Hoe de hel de hemel werd

 

De zon schijnt en daar is bijna iedereen blij mee. Iedereen behalve ik.

 

 

In de barre-les die ik mezelf heb gegund worden de deuren naar de patio achter de studio met een wijds gebaar opengegooid. De loper voor de zomer rolt uit en iedereen verheugt zich. Iedereen, maar ik niet.

 

Zon betekent open ramen en kinderen in achtertuinen. Onze achtertuin ligt als een sneu plakje kaas (je hoeft met mij op weinig vlakken medelijden te hebben behalve als het gaat om het fenomeen achtertuin) gesandwicht tussen twee riantere percelen van onze nieuwe buren die een Jip-en-Jannekiaans deurtje in de schutting hebben gemaakt zodat hun kinderen van de ene naar de andere tuin kunnen rennen. Schommelen en trampolinespringen bij de een, spelen met de waterbaan bij de ander. Een feest, een droom.

 

Maar niet voor mij.
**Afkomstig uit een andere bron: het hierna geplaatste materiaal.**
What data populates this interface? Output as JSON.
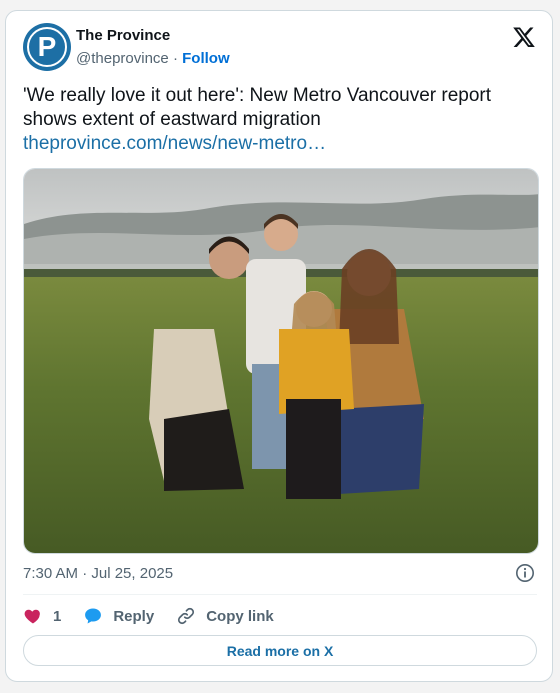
{
  "account": {
    "avatar_letter": "P",
    "name": "The Province",
    "handle": "@theprovince",
    "separator": "·",
    "follow_label": "Follow"
  },
  "tweet": {
    "text": "'We really love it out here': New Metro Vancouver report shows extent of eastward migration",
    "link": "theprovince.com/news/new-metro…"
  },
  "photo": {
    "icon": "family-photo"
  },
  "meta": {
    "timestamp": "7:30 AM · Jul 25, 2025"
  },
  "actions": {
    "like_count": "1",
    "reply_label": "Reply",
    "copy_label": "Copy link"
  },
  "read_more_label": "Read more on X",
  "colors": {
    "brand_blue": "#1d6fa5",
    "link_blue": "#1b6fa6",
    "heart": "#c9245e",
    "reply": "#1d9bf0"
  }
}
Vanaf het moment dat de dagen lengen en warmen, zit Flo tegen het raam van onze slaapkamer geplakt. ‘s Ochtends zie ik de afdrukken van haar vingers en wangen die ze zo lang tegen de ruit heeft gedrukt om maar niets te hoeven missen van onze verse buurkinderen. Vanuit de slaapkamer moedigt ze hen aan, klapt ze voor knappe salto’s, maar het liefst, het allerliefst zou ze natuurlijk meedoen.

 

Onze nieuwe buren zijn schatten en heel begripvol. En Flo is welkom. Maar ik zie hun dochters deinzen als dat grote meisje aan hun haar ruikt of Tinkerbell nadoet. En als ik iets niet wil in mijn leven dan is het mensen tot last zijn. Of me opdringen. Inmiddels heb ik Flo al een paar keer met enige druk uit hun tuin moeten drijven. Als een schaap dat de kudde moet verlaten.

 

Stiekem ben ik blij als het regent, en als de zon schijnt bedenk ik of ik onze slaapkamer en de hele bovenverdieping zou kunnen afsluiten zodat ze niet hoeft te kijken naar iets waar ze zo graag bij zou willen zijn, maar niet kan.

 

Op een warme zaterdag hoor ik het al. De stemmetjes van onze buurkinderen. Buurmeisje M. dartelt in een van haar vele prinsessenjurken door hun tuin. Een nieuwe hangstoel is geïnstalleerd en haar beentjes bungelen net buitenboord. Vertederd ben ik. En een beetje jaloers. Ik wil ook zo’n zorgeloze zaterdag. Met tuindeuren die openstaan en een deurtje naar de buren. Ondertussen probeer ik Flo af te leiden met een stapel voorleesboeken. Ze wil niet voorgelezen worden. Ze wil naar buiten. Op het moment dat ik me echt afvraag hoe ik deze dag door ga komen, gaat de deurbel. Ook dat nog. Hond blaft, Flo geprikkeld. Ik spurt naar de voordeur om de blaftijd zoveel mogelijk te beperken en open ongetwijfeld een tikje kortaf.

 

Wat ik daar zie, zal ik niet snel vergeten. Daar staan ze: A. en M. De buurmeisjes waar Flo al weken naar verlangt. Of ze met Flo mogen spelen. Ze vragen het echt. Ik zwiep de deur naar de kamer open. Lang geleden dat ik zulk goed nieuws heb mogen brengen.

 

Echt samen spelen lukt Flo niet. Maar de meisjes die aan onze eettafel zitten achter een berg Vogue-kleurboeken (een hoofdredacteur als buurvrouw heeft zo zijn voordelen) met Flo op de achtergrond die Zappelin kijkt, is een gelukzalig beeld. Er wordt door ons huis gesjouwd, gekoprold in bedden, crackers maken kruimels en de tafel is bezaaid met stiften. Ik vind het heerlijk. De rest van de middag pendelt ook Flo van tuin naar tuin. Buurvrouwen en ik appen elkaar of we echt, echt, echt geen last hebben van elkaars kinderen. Ik niet, natuurlijk niet. Maar zij? Ook echt niet. En weet je wat? Ik geloof ze nog ook.

 

Kom maar door met die zon, wij zijn er klaar voor.